L’appello di Paolo Rossi: “Non fate morire il teatro”
Durante la rappresentazione di "Mistero buffo" l'attore propone di aprire gratuitamente le sale al pubblico per contrastare la politica culturale del governo. Strepitosa interpretazione di Lucia Vasini nel ruolo di mater dolorosa ai piedi della croce
Quando il teatro irrompe a teatro, non ce n’è per nessuno. E’ l’interpretazione di Lucia Vasini nel ruolo della Madonna, mater dolorosa ai piedi della croce, a dare al “Mistero buffo” di Paolo Rossi, fino a quel momento uno spettacolo molto divertente, un peso teatralmente diverso. Il «grammelot» della Vasini ammutolisce il pubblico (il Teatro Apollonio era quasi esaurito) per immergerlo nel dramma, rimasto sospeso tra le battute esilaranti del giullare Rossi e della spalla (anche musicale) Emanuele Dell’Aquila.
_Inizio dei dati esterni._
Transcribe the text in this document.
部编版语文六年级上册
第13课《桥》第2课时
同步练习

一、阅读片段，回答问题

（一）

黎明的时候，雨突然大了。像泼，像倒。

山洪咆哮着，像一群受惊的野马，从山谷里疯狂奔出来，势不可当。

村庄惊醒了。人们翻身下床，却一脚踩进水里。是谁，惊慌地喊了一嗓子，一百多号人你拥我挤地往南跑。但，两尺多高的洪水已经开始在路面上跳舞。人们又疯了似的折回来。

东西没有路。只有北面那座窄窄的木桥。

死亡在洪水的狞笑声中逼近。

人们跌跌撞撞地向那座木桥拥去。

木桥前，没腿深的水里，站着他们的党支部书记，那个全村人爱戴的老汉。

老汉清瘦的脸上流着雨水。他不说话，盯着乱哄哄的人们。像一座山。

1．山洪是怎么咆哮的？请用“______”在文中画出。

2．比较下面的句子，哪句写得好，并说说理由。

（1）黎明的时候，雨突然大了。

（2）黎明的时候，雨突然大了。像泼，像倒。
Questo “Mistero buffo” è molto lontano da quello di Dario Fo. C’è poco «grammelot», quell’impasto di dialetti e lingue popolari che hanno reso famoso il teatro dell’arte del premio Nobel, e molta attualità. In mezzo ci stanno i misteri tratti dai vangeli apocrifi che l’operazione di Rossi vuole rendere pop. In parte ci riesce, in parte no.
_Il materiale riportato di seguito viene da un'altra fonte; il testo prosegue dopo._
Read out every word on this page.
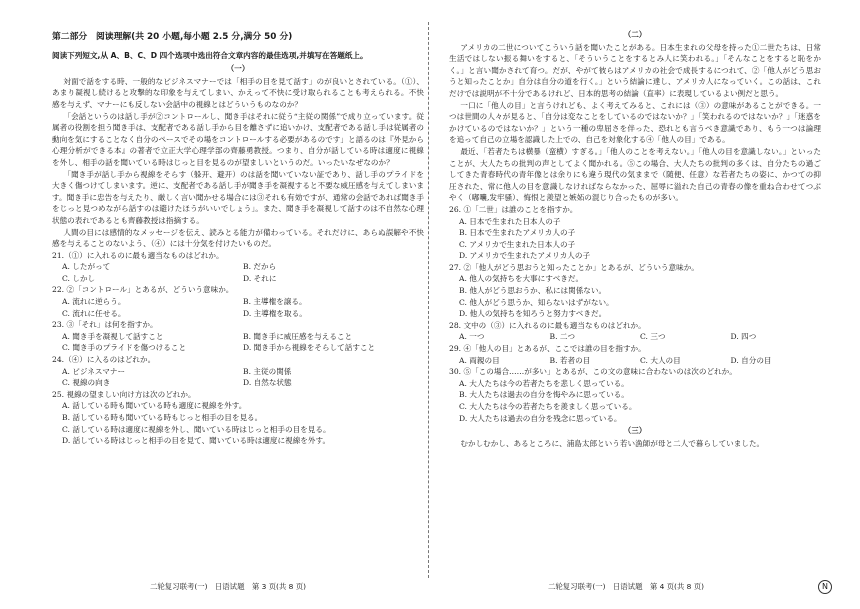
第二部分　阅读理解(共 20 小题,每小题 2.5 分,满分 50 分)
阅读下列短文,从 A、B、C、D 四个选项中选出符合文章内容的最佳选项,并填写在答题纸上。
（一）

対面で話をする時、一般的なビジネスマナーでは「相手の目を見て話す」のが良いとされている。（①）、あまり凝視し続けると攻撃的な印象を与えてしまい、かえって不快に受け取られることも考えられる。不快感を与えず、マナーにも反しない会話中の視線とはどういうものなのか？

「会話というのは話し手が②コントロールし、聞き手はそれに従う“主従の関係”で成り立っています。従属者の役割を担う聞き手は、支配者である話し手から目を離さずに追いかけ、支配者である話し手は従属者の動向を気にすることなく自分のペースでその場をコントロールする必要があるのです」と語るのは『外見から心理分析ができる本』の著者で立正大学心理学部の齊藤勇教授。つまり、自分が話している時は適度に視線を外し、相手の話を聞いている時はじっと目を見るのが望ましいというのだ。いったいなぜなのか？

「聞き手が話し手から視線をそらす（躲开、避开）のは話を聞いていない証であり、話し手のプライドを大きく傷つけてしまいます。逆に、支配者である話し手が聞き手を凝視すると不要な威圧感を与えてしまいます。聞き手に忠告を与えたり、厳しく言い聞かせる場合には③それも有効ですが、通常の会話であれば聞き手をじっと見つめながら話すのは避けたほうがいいでしょう」。また、聞き手を凝視して話すのは不自然な心理状態の表れであるとも齊藤教授は指摘する。

人間の目には感情的なメッセージを伝え、読みとる能力が備わっている。それだけに、あらぬ誤解や不快感を与えることのないよう、（④）には十分気を付けたいものだ。

21.（①）に入れるのに最も適当なものはどれか。
A. したがって	B. だから
C. しかし	D. それに
22. ②「コントロール」とあるが、どういう意味か。
A. 流れに逆らう。	B. 主導権を譲る。
C. 流れに任せる。	D. 主導権を取る。
23. ③「それ」は何を指すか。
A. 聞き手を凝視して話すこと	B. 聞き手に威圧感を与えること
C. 聞き手のプライドを傷つけること	D. 聞き手から視線をそらして話すこと
24.（④）に入るのはどれか。
A. ビジネスマナー	B. 主従の関係
C. 視線の向き	D. 自然な状態
25. 視線の望ましい向け方は次のどれか。
A. 話している時も聞いている時も適度に視線を外す。
B. 話している時も聞いている時もじっと相手の目を見る。
C. 話している時は適度に視線を外し、聞いている時はじっと相手の目を見る。
D. 話している時はじっと相手の目を見て、聞いている時は適度に視線を外す。
（二）

アメリカの二世についてこういう話を聞いたことがある。日本生まれの父母を持った①二世たちは、日常生活ではしない振る舞いをすると、「そういうことをするとみ人に笑われる。」「そんなことをすると恥をかく。」と言い聞かされて育つ。だが、やがて彼らはアメリカの社会で成長するにつれて、②「他人がどう思おうと知ったことか」自分は自分の道を行く。」という結論に達し、アメリカ人になっていく。この話は、これだけでは説明が不十分であるけれど、日本的思考の結論（直率）に表現しているよい例だと思う。

一口に「他人の目」と言うけれども、よく考えてみると、これには（③）の意味があることができる。一つは世間の人々が見ると、「自分は変なことをしているのではないか？」「笑われるのではないか？」「迷惑をかけているのではないか？」という一種の卑屈さを伴った、恐れとも言うべき意識であり、もう一つは論理を追って自己の立場を認識した上での、自己を対象化する④「他人の目」である。

最近、「若者たちは横暴（蛮横）すぎる。」「他人のことを考えない。」「他人の目を意識しない。」といったことが、大人たちの批判の声としてよく聞かれる。⑤この場合、大人たちの批判の多くは、自分たちの過ごしてきた青春時代の青年像とは余りにも違う現代の気ままで（随便、任意）な若者たちの姿に、かつての抑圧された、常に他人の目を意識しなければならなかった、屈辱に溢れた自己の青春の像を重ね合わせてつぶやく（嘟囔,发牢骚）、悔恨と羨望と嫉妬の混じり合ったものが多い。

26. ①「二世」は誰のことを指すか。
A. 日本で生まれた日本人の子
B. 日本で生まれたアメリカ人の子
C. アメリカで生まれた日本人の子
D. アメリカで生まれたアメリカ人の子
27. ②「他人がどう思おうと知ったことか」とあるが、どういう意味か。
A. 他人の気持ちを大事にすべきだ。
B. 他人がどう思おうか、私には関係ない。
C. 他人がどう思うか、知らないはずがない。
D. 他人の気持ちを知ろうと努力すべきだ。
28. 文中の（③）に入れるのに最も適当なものはどれか。
A. 一つ	B. 二つ	C. 三つ	D. 四つ
29. ④「他人の目」とあるが、ここでは誰の目を指すか。
A. 両親の目	B. 若者の目	C. 大人の目	D. 自分の目
30. ⑤「この場合……が多い」とあるが、この文の意味に合わないのは次のどれか。
A. 大人たちは今の若者たちを悲しく思っている。
B. 大人たちは過去の自分を悔やみに思っている。
C. 大人たちは今の若者たちを羨ましく思っている。
D. 大人たちは過去の自分を残念に思っている。
（三）

むかしむかし、あるところに、浦島太郎という若い漁師が母と二人で暮らしていました。

二轮复习联考(一)　日语试题　第 3 页(共 8 页)	二轮复习联考(一)　日语试题　第 4 页(共 8 页)	N
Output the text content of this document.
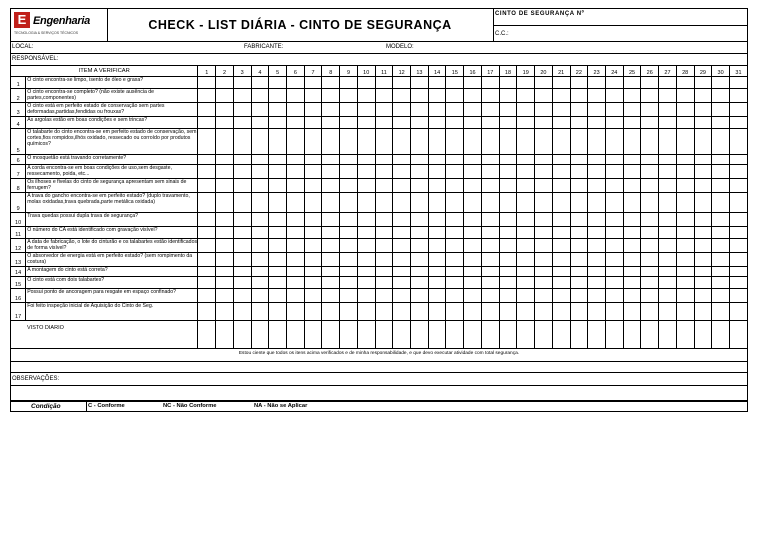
E Engenharia
TECNOLOGIA & SERVIÇOS TÉCNICOS
CHECK - LIST DIÁRIA - CINTO DE SEGURANÇA
CINTO DE SEGURANÇA Nº
C.C.:
LOCAL:	FABRICANTE:	MODELO:
RESPONSÁVEL:
ITEM A VERIFICAR		1	2	3	4	5	6	7	8	9	10	11	12	13	14	15	16	17	18	19	20	21	22	23	24	25	26	27	28	29	30	31
1	O cinto encontra-se limpo, isento de óleo e graxa?																															
2	O cinto encontra-se completo? (não existe ausência de partes,componentes)																															
3	O cinto está em perfeito estado de conservação sem partes deformadas,partidas,fendidas ou frouxas?																															
4	As argolas estão em boas condições e sem trincas?																															
5	O talabarte do cinto encontra-se em perfeito estado de conservação, sem cortes,fios rompidos,ilhós oxidado, ressecado ou corroído por produtos químicos?																															
6	O mosquetão está travando corretamente?																															
7	A corda encontra-se em boas condições de uso,sem desgaste, ressecamento, poida, etc...																															
8	Os ilhoses e fivelas do cinto de segurança apresentam sem sinais de ferrugem?																															
9	A trava do gancho encontra-se em perfeito estado? (duplo travamento, molas oxidadas,trava quebrada,parte metálica oxidada)																															
10	Trava quedas possui dupla trava de segurança?																															
11	O número do CA está identificado com gravação visível?																															
12	A data de fabricação, o lote do cinturão e os talabartes estão identificados de forma visível?																															
13	O absorvedor de energia está em perfeito estado? (sem rompimento da costura)																															
14	A montagem do cinto está correta?																															
15	O cinto está com dois talabartes?																															
16	Possui ponto de ancoragem para resgate em espaço confinado?																															
17	Foi feito inspeção inicial de Aquisição do Cinto de Seg.																															
VISTO DIARIO																																
Estou ciente que todos os itens acima verificados e de minha responsabilidade, e que devo executar atividade com total segurança.
OBSERVAÇÕES:
Condição	C - Conforme	NC - Não Conforme	NA - Não se Aplicar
Non è un’invettiva antiberlusconiana, quella dell’attore triestino, piuttosto una critica a tutto il sistema incapace di schierarsi con gli ultimi, come dovrebbe fare qualsiasi buon cristiano, musulmano, ebreo, ateo, laico o miscredente. Questo sì, un vero mistero.
Sul palco c’è un manichino ammanettato. E’ la vittima inconsapevole di una retata anticlandestini sul confine con la ex Jugoslavia. Tutti gli altri sono fuggiti. Lui, povero manichino, no. E’ stato arrestato e lasciato lì muto, immobile, senza storia e senza futuro, come spesso accade alle persone vere, quelle di carne, ossa e sangue, che arrivano a bordo di gommoni o nei camion stipati come bestie.
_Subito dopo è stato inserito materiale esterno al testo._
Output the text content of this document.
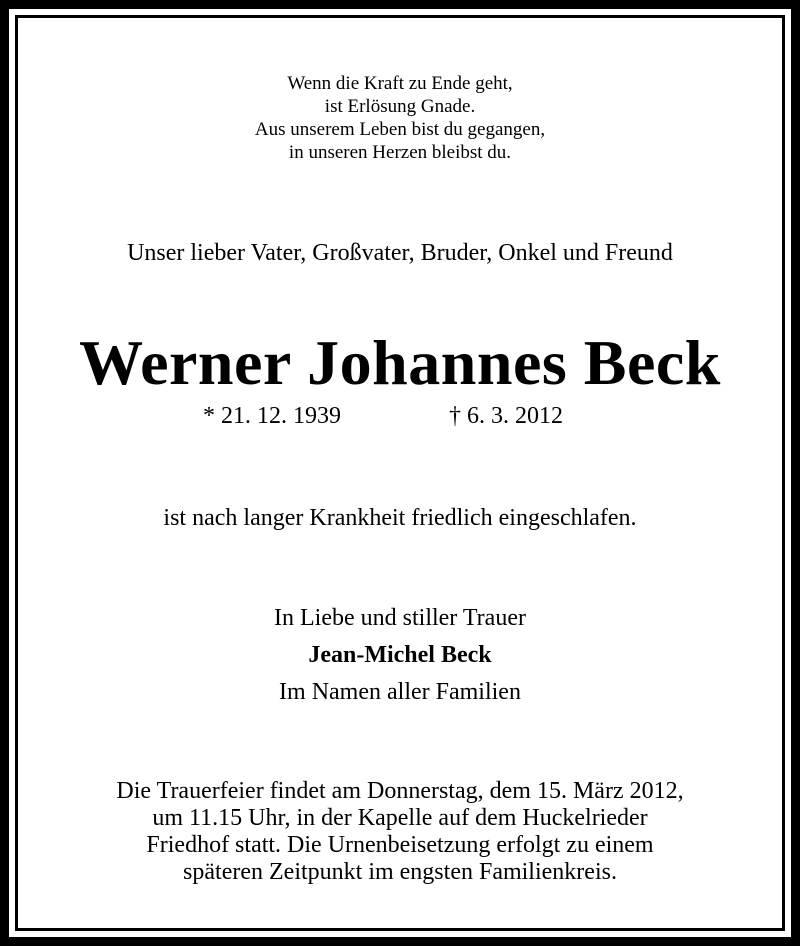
Wenn die Kraft zu Ende geht,
ist Erlösung Gnade.
Aus unserem Leben bist du gegangen,
in unseren Herzen bleibst du.
Unser lieber Vater, Großvater, Bruder, Onkel und Freund
Werner Johannes Beck
* 21. 12. 1939	† 6. 3. 2012
ist nach langer Krankheit friedlich eingeschlafen.
In Liebe und stiller Trauer
Jean-Michel Beck
Im Namen aller Familien
Die Trauerfeier findet am Donnerstag, dem 15. März 2012,
um 11.15 Uhr, in der Kapelle auf dem Huckelrieder
Friedhof statt. Die Urnenbeisetzung erfolgt zu einem
späteren Zeitpunkt im engsten Familienkreis.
Alla fine il manichino finirà sulla croce sotto le note dure e le parole ispirate di “Personal Jesus” nella versione maledetta di Marylin Manson. «Il tuo Gesù personale, qualcuno che ascolti le tue preghiere, qualcuno che si prenda cura di te» recita il ritornello della canzone portata al successo dai Depeche Mode. Anche Paolo Rossi, con la sua faccia squinternata da giullare, ha una preghiera, una supplica: «Non fate morire il teatro».
Sarà difficile, visti i tempi di tagli e di «cultura che non dà da mangiare», che qualcuno l’ascolti.